Dans ma série élément d'analyse voici cette fois-ci mes réflexions sur cette oeuvre du duo Christin Bilal


Titre : Les phalanges de l'ordre noir


Auteur : Pierre Christin et Enki Bilal


Série : Légendes d'aujourd'hui


Publication : Pilote


Publication album : Dargaud 1979


Sources : H. Filippini Dictionnaire de la BD


Album utilisé : Réédition 2000 des Humanoïdes associés sans modification à l'exception du lettrage de la couverture et du 4° de couverture.


Eléments de critique externe:


Éléments d'analyse :
Conçu, selon les auteurs comme une réflexion sur l'émergence du phénomène terroriste, (E. Bilal remarque que l'année de publication correspond à celle de la création du groupe Action directe ). On peut également remarquer qu'une grande partie de l'action se déroule en Italie à l'époque dite ''des années de plomb''. On remarque une allusion directe à l'assassinat d'Aldo Moro.
P44 1/1 :
« Di Manno et Avidsen, eux rencontraient de jeunes mecs qui leur riaient au nez...
Terroriste 1 : Et Alors, Pépé qu'est-ce que tu veux que ça nous foute que la vieille extrême-droite se réveille ?...
Terroriste 2 (fille) : Après l'exécution exemplaire de Moro, c'est un peu tard pour occuper le terrain...
Terroriste 3 : De toute façon, tout ce qui sape les fondements de l'état est bon à prendre... Alors, nous vos salades, rien à foutre... Démerdez-vous... »


Si l'œuvre à l'instar de séries plus classique comme Yoko Tsuno exprime la confrontation d'une époque avec la rémanence d'un passé refoulé, l'ouvrage de Christin / Bilal témoigne d'une évolution importante de la BD durant la 2°moitié des années 70 qui consiste à renoué avec une fonction de chronique du temps présent, tandis que parallèlement la BD remet en cause ses archétypes narratifs.


Les premières pages (7, 8, 9, 10) presque muette mettent en scène le massacre d'un village espagnol par des nostalgique du régime franquiste. En perpétuant cet attentat ses auteurs espèrent stopper l'évolution historique qui remet en cause l'immobilisme du franquisme. Le massacre effectué correspond à la répétition d'une scène primitive destinée réaffirmé l'immobilisme historique.


P 9 1/ 1, 2, 3 :
Vielle femme : « ! Han regresado !
Charles du Busquet : Tu as raison vieille, nous sommes revenus ! … Mais cette fois-ci... //(il l'abat) …je ne te raterai pas... »

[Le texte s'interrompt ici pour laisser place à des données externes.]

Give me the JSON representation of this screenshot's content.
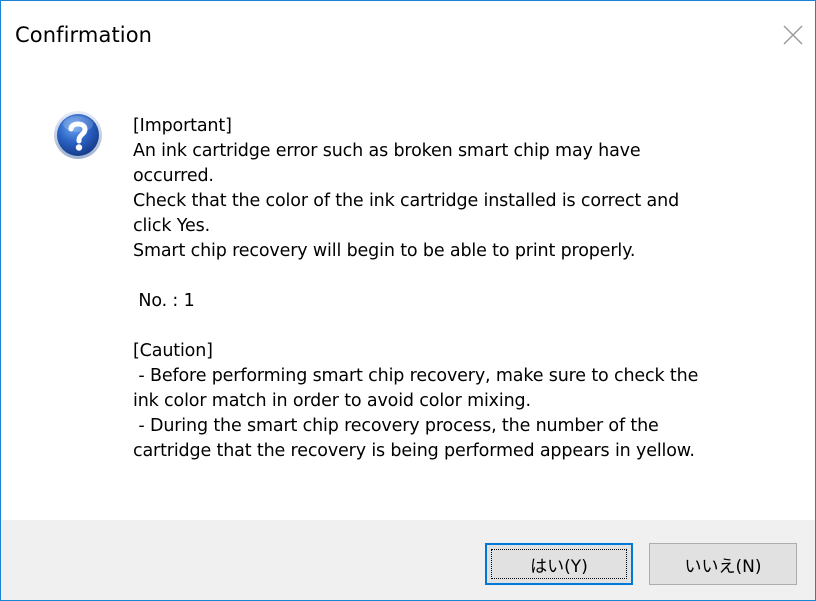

On peut penser que l'album correspond aussi à une étape de la déconstruction du récit d'aventure.
– Le récit adopte un rythme heurté multipliant les temps morts
– On perçoit le désenchantement des personnages confrontés dans leurs vieillesse aux idéaux de leur jeunesse.
– Le poids du temps qui passe, l'attente l'errance à la poursuite de fantômes qui sont des doubles d'eux-mêmes.

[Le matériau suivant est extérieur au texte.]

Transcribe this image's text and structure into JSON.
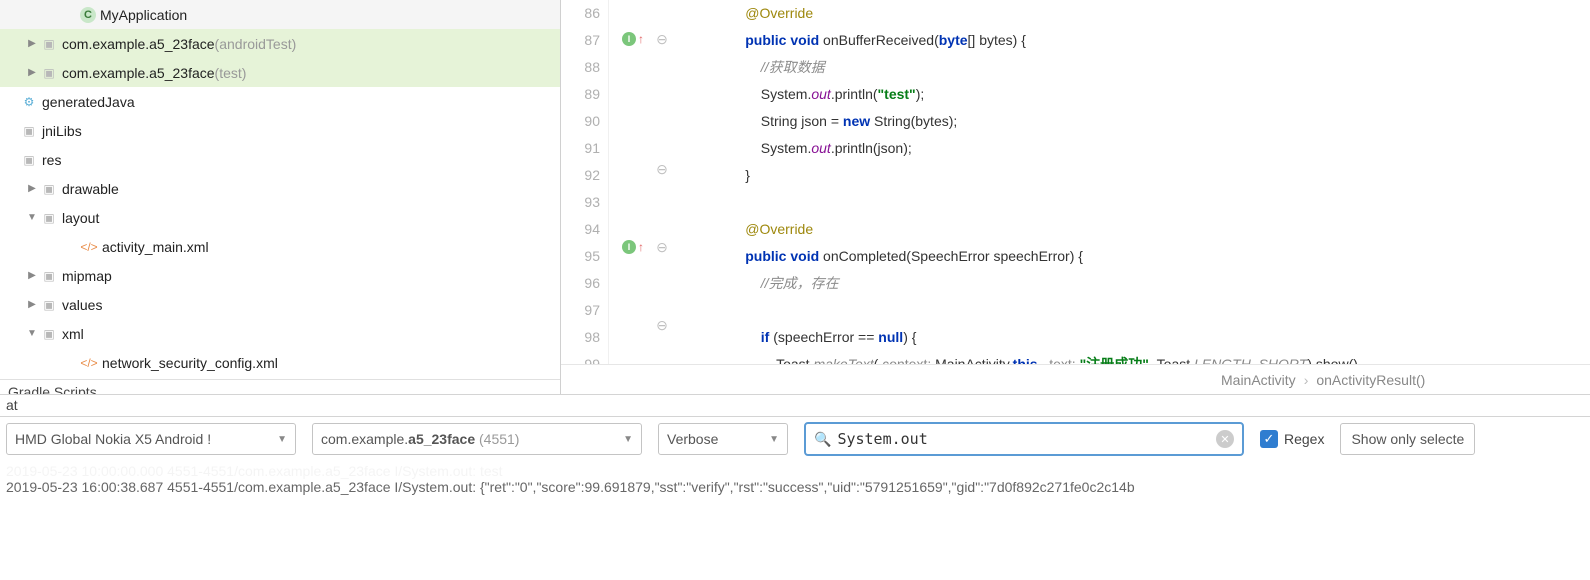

Les personnages se présentent comme des démystification complète du modèle héroïque classique dont ils ont à priori toutes les caractéristiques.
– Ils quittent tout pour se lancer à l'aventure
– Ils défendent une cause juste qui dépasse leurs cas particuliers et implique l'ensemble du monde.
– Ils traversent le temps.
– Ils exercent des professions « haut de gamme » et possèdent une foule de compétences diverses.
– Détenteur de la vérité ils sont incompris des institutions qui les pourchassent incapable de distinguer des méchants.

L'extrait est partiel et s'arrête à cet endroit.